Unifying multiple data streams and clouds on a single platform
To overcome these challenges, and to increase its data analytics capabilities, Dojo wanted to create a centralized data streaming and messaging architecture. It decided to publish all its data to Apache Kafka®, an open-source distributed event streaming platform that can handle high-volume, high-velocity and high-variety data streams at very low latencies.
But Dojo also wanted a managed Kafka service, and one that was compatible with multiple clouds across a variety of geographical regions. After evaluating the market, it chose Aiven for Apache Kafka. “We work with lots of cloud providers, so we need a solution that fits with them all. We also wanted an open-source solution as we try to avoid vendor lock-in. Aiven was the perfect match,” says Elad Leev, Senior Data Platform Engineer, Dojo.
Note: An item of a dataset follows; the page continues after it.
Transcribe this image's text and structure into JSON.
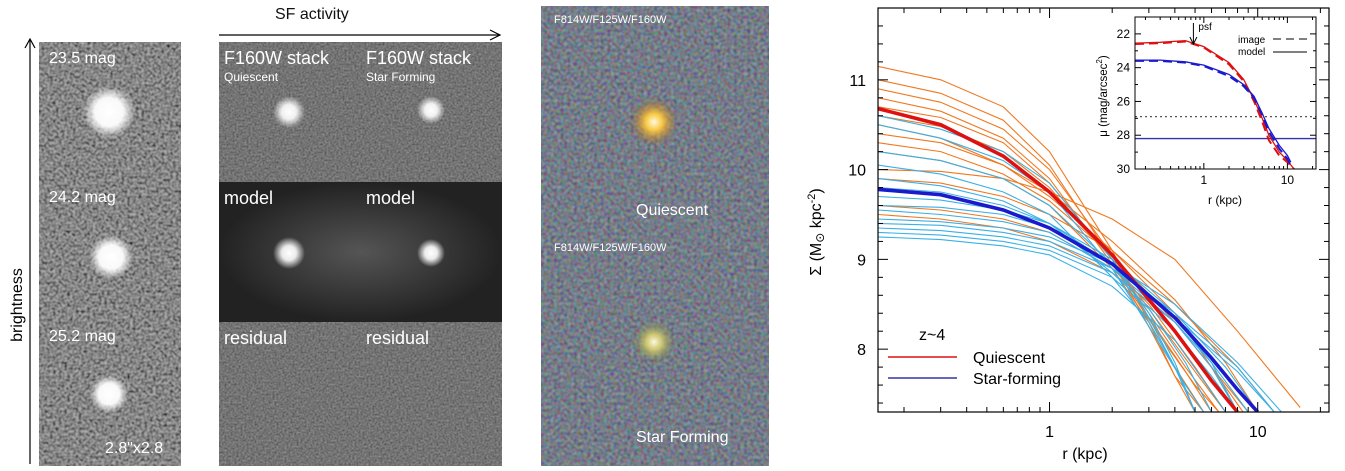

“Within a year, we built a complete end-to-end data streaming platform that met all our demands for reliability, scalability and fault-tolerance, and which could deal with any data challenge. Aiven for Apache Kafka is at the heart of this environment.” says Jérémy.
All the data generated from different systems, for example from settlement, clearing and billing, still runs on different clouds and databases such as OracleDB, MongoDB, PostgreSQL and Google Spanner. But now the majority of the data is published to Aiven for Apache Kafka running on Google Cloud, which is then synched according to the unique needs of various teams and functions of the business. For example, a significant volume of data goes to Google BigQuery for data analytics and to feed Dojo’s various AI and ML systems.
“With the Aiven Platform, our teams have the autonomy to select the database and cloud solution they believe will work best, and to shape the data to solve their specific use case,” Jérémy says.
For greater resilience, Dojo has adopted a cross cloud disaster recovery strategy, using several regional sites that replicate the data to other cloud providers in real time.